恋するプリンとゆるルン密着旅 45 お尻に敷かれる
お昼すぎてやっと起きる。
売店でお弁当を買うと直ぐに車を走らせ、運転を交代しながらお弁当を食べた。
次の目的地は大久野島だ、リンの希望でウサギとモフモフしたいらしい。
忠海港に車を止め撮影機材を持つとうさぎの餌を買ってフェリーに乗り込む。
島に渡るとたくさんのウサギがいた、リンは餌をやったりしながら動画を撮影した。
「カワイイー!モフモフ」を連発している。
長く居る事はできないので、リンは残念そうな顔をして島を離れ広島市内へと戻ってきた。
夜はまたビジネスホテルに泊まることになり、楽しみにしていたお好み村へ行く。
ビルの中に沢山の屋台がひしめき合っている。
撮影を許可してくれるお店を探して、一軒の屋台に入る。
お好み焼きのモダン焼きや広島かきの鉄板焼きなどを注文した。
ハイボールも頼んで乾杯だ。
「美味しいねえ…………ソースがたまんない……うま!」また意味不明の食レポが始まる。撮影を終わらせると二人でゆっくりと楽しんだ。
「豚キムチ、ゲソ焼き」リンはさらに注文してハイボールもおかわりする。
たっぷりと屋台を楽しんで、ホテルに戻ってきた。
リンはベッドにダイブするとそのまま寝てしまった。
オレはパソコンをバッグから出して編集を始める。
数時間経ってリンが目覚めたのでお風呂に入った。
「タクちゃん編集してたの?」
「ああ…………随分素材が溜まってるからなあ」
「ありがとうね」リンは嬉しそうだ。
「明日は何処へ行きたい?」
「山賊焼とフグ…………」
「なるほど、場所じゃなくて食べたいものなんだ」オレは思わず笑ってしまった。
翌日は岩国の山賊焼を食べに向かう。
途中の国道で、年季の入った軽トラックがノロノロと走っている。
「何だよ、30キロかよ………日が暮れちゃうよ……」
「タクちゃん!そんなこと言うタクちゃんは嫌い!」
「えっ………睨まれて少し怖くなった」
「私が免許を取ったすぐは、遅くていつもクラクション鳴らされたりしたわ、みんなそれぞれに事情があるのよ、私たちは急ぐ必要がないからゆっくりついていきましょう」
「そうだな、リンの言う通りだ」オレは頭をポリポリとかく。
そしてある事に気がついた。オレはリンのことが大好きになっている、そしてそのリンから怒られると凄く怖くなる、不思議な感覚だ。

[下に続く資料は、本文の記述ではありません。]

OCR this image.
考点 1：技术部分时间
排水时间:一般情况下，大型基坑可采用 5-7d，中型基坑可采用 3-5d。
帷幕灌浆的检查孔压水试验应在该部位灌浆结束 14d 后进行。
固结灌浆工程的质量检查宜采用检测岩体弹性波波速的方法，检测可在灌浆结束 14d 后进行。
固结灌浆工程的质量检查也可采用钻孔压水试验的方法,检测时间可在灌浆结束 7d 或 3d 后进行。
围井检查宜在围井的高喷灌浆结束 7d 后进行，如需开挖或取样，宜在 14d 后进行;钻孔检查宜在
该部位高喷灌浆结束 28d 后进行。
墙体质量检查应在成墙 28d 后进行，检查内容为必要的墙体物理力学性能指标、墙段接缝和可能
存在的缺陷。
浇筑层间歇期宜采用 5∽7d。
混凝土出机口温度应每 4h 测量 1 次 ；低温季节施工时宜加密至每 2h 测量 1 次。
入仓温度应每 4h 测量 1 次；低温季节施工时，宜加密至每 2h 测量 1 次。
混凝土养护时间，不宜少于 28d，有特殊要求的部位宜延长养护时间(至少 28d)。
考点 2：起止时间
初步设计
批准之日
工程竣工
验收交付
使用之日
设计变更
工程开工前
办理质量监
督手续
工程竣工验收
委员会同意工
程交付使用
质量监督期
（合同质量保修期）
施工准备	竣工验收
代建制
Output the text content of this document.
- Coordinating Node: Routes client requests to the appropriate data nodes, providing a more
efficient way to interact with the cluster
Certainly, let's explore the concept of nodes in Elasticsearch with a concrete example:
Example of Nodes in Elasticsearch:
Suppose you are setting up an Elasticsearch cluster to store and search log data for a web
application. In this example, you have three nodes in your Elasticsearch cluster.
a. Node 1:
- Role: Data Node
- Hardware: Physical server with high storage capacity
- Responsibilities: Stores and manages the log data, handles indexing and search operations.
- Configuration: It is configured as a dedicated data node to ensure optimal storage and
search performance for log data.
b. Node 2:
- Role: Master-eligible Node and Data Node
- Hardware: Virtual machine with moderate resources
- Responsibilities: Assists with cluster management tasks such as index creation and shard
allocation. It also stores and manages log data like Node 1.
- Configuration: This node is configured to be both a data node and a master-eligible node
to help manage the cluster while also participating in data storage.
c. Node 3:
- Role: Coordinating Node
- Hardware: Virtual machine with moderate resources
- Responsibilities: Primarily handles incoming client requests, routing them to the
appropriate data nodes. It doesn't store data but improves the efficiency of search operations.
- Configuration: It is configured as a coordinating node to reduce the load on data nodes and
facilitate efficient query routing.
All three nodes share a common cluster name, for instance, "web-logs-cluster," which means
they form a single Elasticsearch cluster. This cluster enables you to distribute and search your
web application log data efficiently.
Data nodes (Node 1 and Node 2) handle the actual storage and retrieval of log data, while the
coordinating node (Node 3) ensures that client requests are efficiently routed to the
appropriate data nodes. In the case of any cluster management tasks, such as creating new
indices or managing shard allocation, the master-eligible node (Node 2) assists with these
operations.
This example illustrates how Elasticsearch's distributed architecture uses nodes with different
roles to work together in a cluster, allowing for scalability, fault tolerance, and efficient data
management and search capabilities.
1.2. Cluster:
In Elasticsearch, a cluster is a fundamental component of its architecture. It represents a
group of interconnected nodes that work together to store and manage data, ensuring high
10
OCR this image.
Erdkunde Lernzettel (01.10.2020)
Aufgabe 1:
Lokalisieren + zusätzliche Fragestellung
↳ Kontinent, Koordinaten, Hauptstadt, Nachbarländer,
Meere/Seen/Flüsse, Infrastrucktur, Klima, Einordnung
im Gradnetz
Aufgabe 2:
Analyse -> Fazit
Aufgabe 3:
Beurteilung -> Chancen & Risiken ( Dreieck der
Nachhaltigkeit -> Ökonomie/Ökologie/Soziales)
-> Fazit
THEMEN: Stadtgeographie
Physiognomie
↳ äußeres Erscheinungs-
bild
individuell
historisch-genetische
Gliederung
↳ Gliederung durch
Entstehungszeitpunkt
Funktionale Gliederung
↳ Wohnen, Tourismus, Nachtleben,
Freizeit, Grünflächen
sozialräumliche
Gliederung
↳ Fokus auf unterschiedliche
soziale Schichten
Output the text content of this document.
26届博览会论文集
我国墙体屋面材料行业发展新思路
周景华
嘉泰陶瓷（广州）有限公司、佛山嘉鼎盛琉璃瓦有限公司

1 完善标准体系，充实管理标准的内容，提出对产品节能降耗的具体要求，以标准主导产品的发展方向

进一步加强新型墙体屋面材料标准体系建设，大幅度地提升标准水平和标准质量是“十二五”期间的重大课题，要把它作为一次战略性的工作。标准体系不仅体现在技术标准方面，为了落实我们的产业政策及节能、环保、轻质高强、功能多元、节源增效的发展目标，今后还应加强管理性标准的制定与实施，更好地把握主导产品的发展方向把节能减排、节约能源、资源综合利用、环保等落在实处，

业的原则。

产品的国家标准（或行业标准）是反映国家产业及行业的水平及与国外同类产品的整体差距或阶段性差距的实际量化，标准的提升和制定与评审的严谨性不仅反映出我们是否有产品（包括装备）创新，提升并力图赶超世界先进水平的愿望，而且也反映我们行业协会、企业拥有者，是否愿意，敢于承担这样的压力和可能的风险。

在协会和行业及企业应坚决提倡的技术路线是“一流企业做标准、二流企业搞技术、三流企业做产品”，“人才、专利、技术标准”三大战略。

「なあリン、オレはリンの事が大好きだ、だから世界で一番リンが可愛い、でも世界で一番リンの事が怖い、何でだろう?」
「えっ、どうして?」
「分からないけど………大好きだから………嫌われるのが怖いのかなあ………」
「喧嘩しても嫌いになったりしないよ」
「そうだよなあ………でも、やっぱり怖い………そうだ!きっとこの感覚がお尻に敷かれる原因かも」何となくそんな気がした。
「タクちゃんこれから大変ね、おっぱいで窒息しそうになったり、お尻に敷かれて潰れそうになったりするんだね」リンは嬉しそうに笑っている。
「そうだな………大変だけど、幸せな人生になりそうだ」
「もう契約変更は出来ませんよ」リンはイタズラっぽく笑った。